The Last Ringbearer (44 page)

Read The Last Ringbearer Online

Authors: Kirill Yeskov

He scanned the empty garden, which was in full view from the second floor, then the empty Jasper street with the DSD man in police uniform. Guard cobras in Chakti-Vari’s store – so what? Feet over the windowsill, he thought fleetingly that he’d better spring clear of the flower bed, lest Alviss chew his head off over her favorite nasturtiums.

Alviss was almost ready to go when she caught a movement in the garden in the corner of her eye. Her heart lurched; she sprang to the window and beheld Tangorn on the garden path. Blowing her a kiss, he went towards the door. Whispering a few choice expressions better fitting her port youth than current status, Alviss observed, with some relief, that the baron was armed and that his stance showed caution rather than undue attention to the beauty of the summer morning. He went through the door watchfully, crossed the street, exchanged a few words with the policeman and stretched his hand towards the brass knocker on the jewelry shop door …
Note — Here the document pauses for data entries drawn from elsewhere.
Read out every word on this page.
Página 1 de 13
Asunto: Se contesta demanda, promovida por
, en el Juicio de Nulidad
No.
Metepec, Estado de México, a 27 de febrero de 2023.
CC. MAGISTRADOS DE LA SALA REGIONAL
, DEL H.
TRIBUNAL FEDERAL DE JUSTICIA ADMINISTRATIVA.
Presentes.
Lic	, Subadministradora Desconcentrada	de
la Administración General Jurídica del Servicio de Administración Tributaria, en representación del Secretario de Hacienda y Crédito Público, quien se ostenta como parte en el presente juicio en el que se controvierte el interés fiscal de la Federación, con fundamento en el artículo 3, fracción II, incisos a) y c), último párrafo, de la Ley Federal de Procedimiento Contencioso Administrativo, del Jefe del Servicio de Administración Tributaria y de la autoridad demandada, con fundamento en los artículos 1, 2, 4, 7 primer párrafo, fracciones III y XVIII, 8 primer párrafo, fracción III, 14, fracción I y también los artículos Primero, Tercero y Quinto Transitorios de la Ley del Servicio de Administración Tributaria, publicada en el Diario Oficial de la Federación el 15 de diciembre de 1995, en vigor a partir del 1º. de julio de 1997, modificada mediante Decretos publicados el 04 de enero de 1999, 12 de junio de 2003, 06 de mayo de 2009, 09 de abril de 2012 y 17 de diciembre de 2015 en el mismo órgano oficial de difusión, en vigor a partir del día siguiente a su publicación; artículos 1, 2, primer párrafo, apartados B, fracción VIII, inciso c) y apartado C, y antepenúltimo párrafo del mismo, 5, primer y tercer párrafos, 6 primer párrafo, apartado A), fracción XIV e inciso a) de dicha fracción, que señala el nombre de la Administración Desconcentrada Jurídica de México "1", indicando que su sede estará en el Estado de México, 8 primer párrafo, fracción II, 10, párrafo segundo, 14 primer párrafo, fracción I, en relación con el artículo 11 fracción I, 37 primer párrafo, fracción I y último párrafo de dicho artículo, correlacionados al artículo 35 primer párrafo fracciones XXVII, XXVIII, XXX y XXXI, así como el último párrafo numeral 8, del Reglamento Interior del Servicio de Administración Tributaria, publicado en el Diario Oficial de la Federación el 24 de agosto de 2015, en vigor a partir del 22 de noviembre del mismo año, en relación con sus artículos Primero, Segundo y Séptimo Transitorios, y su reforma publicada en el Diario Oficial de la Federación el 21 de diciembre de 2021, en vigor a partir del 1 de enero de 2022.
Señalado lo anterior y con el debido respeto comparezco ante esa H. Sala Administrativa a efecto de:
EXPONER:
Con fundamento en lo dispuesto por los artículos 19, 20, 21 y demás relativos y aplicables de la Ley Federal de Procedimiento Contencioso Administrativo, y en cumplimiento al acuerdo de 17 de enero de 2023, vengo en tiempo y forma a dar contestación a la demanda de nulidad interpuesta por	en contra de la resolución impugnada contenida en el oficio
“Ta-a-a-a-n!!!” The desperate scream shattered the silence.

Too late.

The policeman raised a hand to his mouth, and the next moment the baron sagged to the pavement, clutching his throat convulsively.

When she ran into the street the ‘policeman’ was long gone, and Tangorn was living the last seconds of his life. The poisoned thorn spat from an
ulshitan
– a small blow tube used by Far Harad pygmies – struck him in the neck, a finger’s width above the
mithril
mail; the third sword of Gondor had no time to even draw the
Slumber-maker
. Alviss tried to lift him; the baron clutched her arms in a death grip and breathed hoarsely: “Tell … Faramir … un … done …”; he tried to say something else, but lacked the air to do it: the alkaloids of the
anchar
tree on which the pygmies’ poison is based paralyze the respiratory muscles. The baron failed both to complete his mission and to let his comrades know about it; he died with that thought.

A man nicknamed Ferryman, a ‘clean-up guy’ from Elandar’s organization, observed the scene from a nearby attic through a cobwebbed vent hole. He put his crossbow down, at a loss to figure out who beat him to it so neatly. DSD? Too tidy for 12 Shore Street … What if this is another of the baron’s tricks? Maybe he should plink him with a bolt, just to be sure?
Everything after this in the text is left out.